# Approximating the number of people in a concert using area

I struggle doing a Khan Academy exercise on density and area problems. One of them that I really do not understand is this:

Densities of Metal, a world-famous rock band, put on a show at an arena in Rome last night. The rectangular floor of the arena had an area of 32,000 meters squared and was packed shoulder to shoulder with fans. The band wants to know how many people were at last night's show. They estimate that, on average, each person takes up a circular space with a diameter of 0.8. Since the floor was packed, they assume these circular spaces were tightly packed together in rows and columns. Estimate how many people were at Densities of Metal's rock show based on their assumptions.

When I checked the answer to the problem, it said that I had to find the area of the square surrounding the circle ( this is a visual )https://cdn.kastatic.org/ka-perseus-graphie/71b810792d30f4f02d87f111a0fe89a07f29ffd5.png), and divide the area of the concert with that. What I don't understand is why you need to divide by the area of the square instead of the circle.

## 1 Answer

You can't fill a $32,000$ square meter arena with circles, and actually take up all of the space.
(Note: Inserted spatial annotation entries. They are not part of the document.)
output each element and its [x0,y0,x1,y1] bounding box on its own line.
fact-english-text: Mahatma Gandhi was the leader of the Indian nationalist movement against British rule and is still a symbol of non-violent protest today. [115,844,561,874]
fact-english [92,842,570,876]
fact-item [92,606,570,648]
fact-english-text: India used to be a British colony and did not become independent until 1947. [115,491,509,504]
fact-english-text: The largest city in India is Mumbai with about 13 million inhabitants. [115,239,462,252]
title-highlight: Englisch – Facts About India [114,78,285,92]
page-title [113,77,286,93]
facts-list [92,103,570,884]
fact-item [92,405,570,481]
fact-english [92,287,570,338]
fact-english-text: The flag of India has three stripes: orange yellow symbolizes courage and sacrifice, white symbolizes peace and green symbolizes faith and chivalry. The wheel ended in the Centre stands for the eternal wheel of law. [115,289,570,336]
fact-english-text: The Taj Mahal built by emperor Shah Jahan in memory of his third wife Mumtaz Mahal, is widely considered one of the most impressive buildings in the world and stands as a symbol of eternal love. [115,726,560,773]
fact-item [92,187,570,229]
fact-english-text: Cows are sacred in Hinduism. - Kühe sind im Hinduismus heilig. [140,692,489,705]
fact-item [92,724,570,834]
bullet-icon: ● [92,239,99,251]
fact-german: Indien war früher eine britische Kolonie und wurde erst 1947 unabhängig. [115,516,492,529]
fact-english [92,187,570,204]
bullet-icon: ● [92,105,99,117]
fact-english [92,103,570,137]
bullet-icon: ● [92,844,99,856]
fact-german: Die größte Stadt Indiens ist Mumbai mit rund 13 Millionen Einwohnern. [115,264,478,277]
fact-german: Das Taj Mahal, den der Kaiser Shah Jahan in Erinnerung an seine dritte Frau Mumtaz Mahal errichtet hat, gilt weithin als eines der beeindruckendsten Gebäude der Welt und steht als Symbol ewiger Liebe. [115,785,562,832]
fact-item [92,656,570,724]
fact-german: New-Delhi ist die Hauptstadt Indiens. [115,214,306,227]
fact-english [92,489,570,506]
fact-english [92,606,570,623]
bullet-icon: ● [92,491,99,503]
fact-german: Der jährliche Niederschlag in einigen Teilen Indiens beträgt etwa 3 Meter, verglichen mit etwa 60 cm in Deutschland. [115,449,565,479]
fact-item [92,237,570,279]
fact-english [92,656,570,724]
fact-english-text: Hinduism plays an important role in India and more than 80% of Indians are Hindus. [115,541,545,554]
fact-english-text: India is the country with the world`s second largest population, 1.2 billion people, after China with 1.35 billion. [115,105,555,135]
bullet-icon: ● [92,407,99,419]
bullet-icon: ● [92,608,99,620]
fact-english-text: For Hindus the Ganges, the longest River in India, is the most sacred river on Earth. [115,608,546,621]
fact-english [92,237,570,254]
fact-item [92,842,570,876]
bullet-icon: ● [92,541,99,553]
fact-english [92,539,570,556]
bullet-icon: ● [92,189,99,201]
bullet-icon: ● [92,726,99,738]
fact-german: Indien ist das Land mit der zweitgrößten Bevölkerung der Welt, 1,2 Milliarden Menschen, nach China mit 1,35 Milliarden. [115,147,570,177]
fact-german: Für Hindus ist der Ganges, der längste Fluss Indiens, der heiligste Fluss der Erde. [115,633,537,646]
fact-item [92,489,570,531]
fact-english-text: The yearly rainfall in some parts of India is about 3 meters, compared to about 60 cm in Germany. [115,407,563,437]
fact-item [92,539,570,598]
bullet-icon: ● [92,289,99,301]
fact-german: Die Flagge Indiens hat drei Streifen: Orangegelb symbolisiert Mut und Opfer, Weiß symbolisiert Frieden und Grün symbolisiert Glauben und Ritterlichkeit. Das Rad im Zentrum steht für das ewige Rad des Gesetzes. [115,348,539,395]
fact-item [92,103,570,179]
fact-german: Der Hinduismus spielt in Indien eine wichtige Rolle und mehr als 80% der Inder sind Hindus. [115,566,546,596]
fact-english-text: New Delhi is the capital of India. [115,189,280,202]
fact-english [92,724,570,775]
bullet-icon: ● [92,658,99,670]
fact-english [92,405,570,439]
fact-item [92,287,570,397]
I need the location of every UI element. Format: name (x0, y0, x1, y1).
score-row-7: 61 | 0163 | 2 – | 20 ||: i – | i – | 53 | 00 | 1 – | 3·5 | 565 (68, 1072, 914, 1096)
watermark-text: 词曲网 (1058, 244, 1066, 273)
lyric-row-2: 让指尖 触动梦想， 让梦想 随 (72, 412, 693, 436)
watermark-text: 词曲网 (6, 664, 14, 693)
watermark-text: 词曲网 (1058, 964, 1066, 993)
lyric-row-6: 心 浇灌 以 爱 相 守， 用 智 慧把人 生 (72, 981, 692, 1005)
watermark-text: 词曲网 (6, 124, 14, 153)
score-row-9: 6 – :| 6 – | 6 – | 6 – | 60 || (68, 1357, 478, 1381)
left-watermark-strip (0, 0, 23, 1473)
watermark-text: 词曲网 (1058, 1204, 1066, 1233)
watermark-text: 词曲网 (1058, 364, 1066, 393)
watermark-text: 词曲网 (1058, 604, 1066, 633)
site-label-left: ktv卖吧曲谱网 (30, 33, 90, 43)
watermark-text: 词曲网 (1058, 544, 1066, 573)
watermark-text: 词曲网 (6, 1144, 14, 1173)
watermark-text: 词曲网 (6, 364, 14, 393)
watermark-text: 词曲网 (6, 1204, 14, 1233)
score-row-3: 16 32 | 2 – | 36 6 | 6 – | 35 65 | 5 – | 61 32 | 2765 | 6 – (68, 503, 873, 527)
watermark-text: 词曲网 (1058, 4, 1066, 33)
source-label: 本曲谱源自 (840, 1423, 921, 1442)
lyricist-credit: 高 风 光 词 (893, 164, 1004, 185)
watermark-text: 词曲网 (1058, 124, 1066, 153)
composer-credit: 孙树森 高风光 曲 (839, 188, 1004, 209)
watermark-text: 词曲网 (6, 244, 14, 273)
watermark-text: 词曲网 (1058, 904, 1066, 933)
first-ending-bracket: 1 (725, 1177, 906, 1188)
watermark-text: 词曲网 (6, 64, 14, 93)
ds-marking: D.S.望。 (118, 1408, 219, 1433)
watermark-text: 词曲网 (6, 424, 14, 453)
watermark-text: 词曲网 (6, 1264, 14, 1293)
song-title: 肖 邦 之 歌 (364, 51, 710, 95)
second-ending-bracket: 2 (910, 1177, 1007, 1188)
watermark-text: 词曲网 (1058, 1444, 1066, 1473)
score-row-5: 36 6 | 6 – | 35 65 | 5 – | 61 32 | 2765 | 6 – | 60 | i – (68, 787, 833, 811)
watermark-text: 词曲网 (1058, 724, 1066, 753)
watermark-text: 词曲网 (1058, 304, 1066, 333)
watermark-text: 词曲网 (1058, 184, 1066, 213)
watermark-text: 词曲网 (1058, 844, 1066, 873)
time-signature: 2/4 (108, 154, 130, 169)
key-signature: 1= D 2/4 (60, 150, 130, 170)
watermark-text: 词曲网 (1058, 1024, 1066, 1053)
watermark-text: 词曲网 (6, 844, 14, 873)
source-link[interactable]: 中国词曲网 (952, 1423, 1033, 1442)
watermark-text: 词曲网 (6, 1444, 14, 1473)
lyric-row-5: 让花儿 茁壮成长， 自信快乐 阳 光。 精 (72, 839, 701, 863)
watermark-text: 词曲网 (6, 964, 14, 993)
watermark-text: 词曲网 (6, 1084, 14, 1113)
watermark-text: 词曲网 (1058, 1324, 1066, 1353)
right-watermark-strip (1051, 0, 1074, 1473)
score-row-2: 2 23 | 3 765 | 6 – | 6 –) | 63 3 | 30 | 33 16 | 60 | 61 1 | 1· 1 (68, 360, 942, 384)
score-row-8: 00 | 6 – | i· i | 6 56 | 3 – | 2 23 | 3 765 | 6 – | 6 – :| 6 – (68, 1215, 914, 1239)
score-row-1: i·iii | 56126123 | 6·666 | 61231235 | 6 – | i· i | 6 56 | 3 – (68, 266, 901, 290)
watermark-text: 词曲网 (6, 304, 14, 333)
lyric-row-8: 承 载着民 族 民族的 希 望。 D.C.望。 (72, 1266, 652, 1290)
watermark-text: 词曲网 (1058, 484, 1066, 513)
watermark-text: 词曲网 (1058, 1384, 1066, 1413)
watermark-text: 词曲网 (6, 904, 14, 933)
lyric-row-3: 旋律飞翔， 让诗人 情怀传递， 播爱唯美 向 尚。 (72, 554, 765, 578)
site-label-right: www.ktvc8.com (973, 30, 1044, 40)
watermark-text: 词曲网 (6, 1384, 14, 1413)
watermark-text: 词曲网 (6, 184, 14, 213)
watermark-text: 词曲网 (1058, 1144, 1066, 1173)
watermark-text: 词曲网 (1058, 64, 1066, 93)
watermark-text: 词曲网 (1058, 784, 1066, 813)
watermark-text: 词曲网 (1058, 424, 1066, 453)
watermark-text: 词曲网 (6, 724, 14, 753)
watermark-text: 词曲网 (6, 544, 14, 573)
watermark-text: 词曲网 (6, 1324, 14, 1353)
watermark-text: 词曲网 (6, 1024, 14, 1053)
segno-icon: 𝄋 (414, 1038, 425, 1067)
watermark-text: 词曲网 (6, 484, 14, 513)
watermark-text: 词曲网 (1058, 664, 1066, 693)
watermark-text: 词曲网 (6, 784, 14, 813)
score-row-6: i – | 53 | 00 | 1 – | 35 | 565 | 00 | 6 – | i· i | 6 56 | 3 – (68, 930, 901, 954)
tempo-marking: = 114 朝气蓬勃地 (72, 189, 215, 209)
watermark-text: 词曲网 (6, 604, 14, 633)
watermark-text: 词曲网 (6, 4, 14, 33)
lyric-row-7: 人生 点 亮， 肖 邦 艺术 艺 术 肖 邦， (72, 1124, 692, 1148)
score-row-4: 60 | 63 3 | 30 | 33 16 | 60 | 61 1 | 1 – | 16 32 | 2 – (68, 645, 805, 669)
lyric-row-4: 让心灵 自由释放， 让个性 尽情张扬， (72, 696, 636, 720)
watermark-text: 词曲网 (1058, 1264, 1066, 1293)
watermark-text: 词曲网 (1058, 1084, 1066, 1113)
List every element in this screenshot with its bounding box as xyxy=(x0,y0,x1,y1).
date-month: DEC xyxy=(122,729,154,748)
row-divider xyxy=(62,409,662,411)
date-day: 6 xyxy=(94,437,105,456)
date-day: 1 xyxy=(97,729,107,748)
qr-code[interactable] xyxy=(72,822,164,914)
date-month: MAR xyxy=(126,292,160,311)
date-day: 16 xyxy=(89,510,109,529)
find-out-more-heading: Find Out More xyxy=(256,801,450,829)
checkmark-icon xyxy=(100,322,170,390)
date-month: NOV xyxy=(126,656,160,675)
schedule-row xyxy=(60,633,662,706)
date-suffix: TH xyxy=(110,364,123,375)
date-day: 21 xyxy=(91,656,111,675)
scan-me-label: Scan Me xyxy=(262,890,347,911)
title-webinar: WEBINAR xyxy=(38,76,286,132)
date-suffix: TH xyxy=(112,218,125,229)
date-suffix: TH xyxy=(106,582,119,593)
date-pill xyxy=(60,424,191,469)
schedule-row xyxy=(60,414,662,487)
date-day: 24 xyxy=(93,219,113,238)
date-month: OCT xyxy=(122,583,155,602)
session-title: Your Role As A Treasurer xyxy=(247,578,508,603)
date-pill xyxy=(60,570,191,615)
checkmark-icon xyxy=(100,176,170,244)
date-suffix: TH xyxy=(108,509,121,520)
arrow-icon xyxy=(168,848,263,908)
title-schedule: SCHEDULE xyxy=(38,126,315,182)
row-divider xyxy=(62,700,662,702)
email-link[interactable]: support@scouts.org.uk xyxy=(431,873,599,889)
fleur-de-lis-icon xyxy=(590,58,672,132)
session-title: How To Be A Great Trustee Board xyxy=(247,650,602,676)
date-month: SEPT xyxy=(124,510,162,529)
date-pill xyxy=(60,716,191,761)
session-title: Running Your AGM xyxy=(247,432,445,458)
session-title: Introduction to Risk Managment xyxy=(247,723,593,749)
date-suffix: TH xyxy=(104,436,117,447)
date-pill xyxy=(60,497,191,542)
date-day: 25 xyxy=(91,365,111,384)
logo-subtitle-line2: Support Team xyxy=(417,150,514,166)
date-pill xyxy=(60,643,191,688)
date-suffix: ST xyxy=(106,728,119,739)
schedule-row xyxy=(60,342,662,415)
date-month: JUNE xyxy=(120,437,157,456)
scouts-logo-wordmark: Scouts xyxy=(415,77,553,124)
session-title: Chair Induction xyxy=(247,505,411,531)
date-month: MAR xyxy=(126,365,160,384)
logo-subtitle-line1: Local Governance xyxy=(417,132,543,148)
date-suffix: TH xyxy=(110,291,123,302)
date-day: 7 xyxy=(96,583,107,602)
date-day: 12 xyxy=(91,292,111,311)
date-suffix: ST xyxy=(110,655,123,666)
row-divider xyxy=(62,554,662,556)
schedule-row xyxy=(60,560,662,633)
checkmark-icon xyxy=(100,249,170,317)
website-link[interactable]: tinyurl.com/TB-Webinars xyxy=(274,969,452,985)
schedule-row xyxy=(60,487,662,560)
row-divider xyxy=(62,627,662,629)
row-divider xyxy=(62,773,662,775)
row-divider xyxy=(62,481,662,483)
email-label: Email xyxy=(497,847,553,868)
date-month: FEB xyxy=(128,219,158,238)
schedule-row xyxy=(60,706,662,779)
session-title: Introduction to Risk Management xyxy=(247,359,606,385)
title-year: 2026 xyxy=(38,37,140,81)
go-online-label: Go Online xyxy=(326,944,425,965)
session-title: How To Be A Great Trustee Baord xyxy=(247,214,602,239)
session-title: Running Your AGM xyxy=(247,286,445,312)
Circles don't fit together like that; there's space left in between. If you circumscribe squares around the circles, however, you can pack the entire space with squares, and actually account for the area. The idea, I guess, is that the people are more-or-less in rows and columns.

This gets at an issue which isn't mentioned explicitly in the problem: circle packing. A square-type packing is one way to fill a space with circles pretty efficiently, but a triangular packing works better. I don't see, in this problem, why we would assume concert-goers approximate a square packing instead of a hexagonal one, except maybe ease of calculation.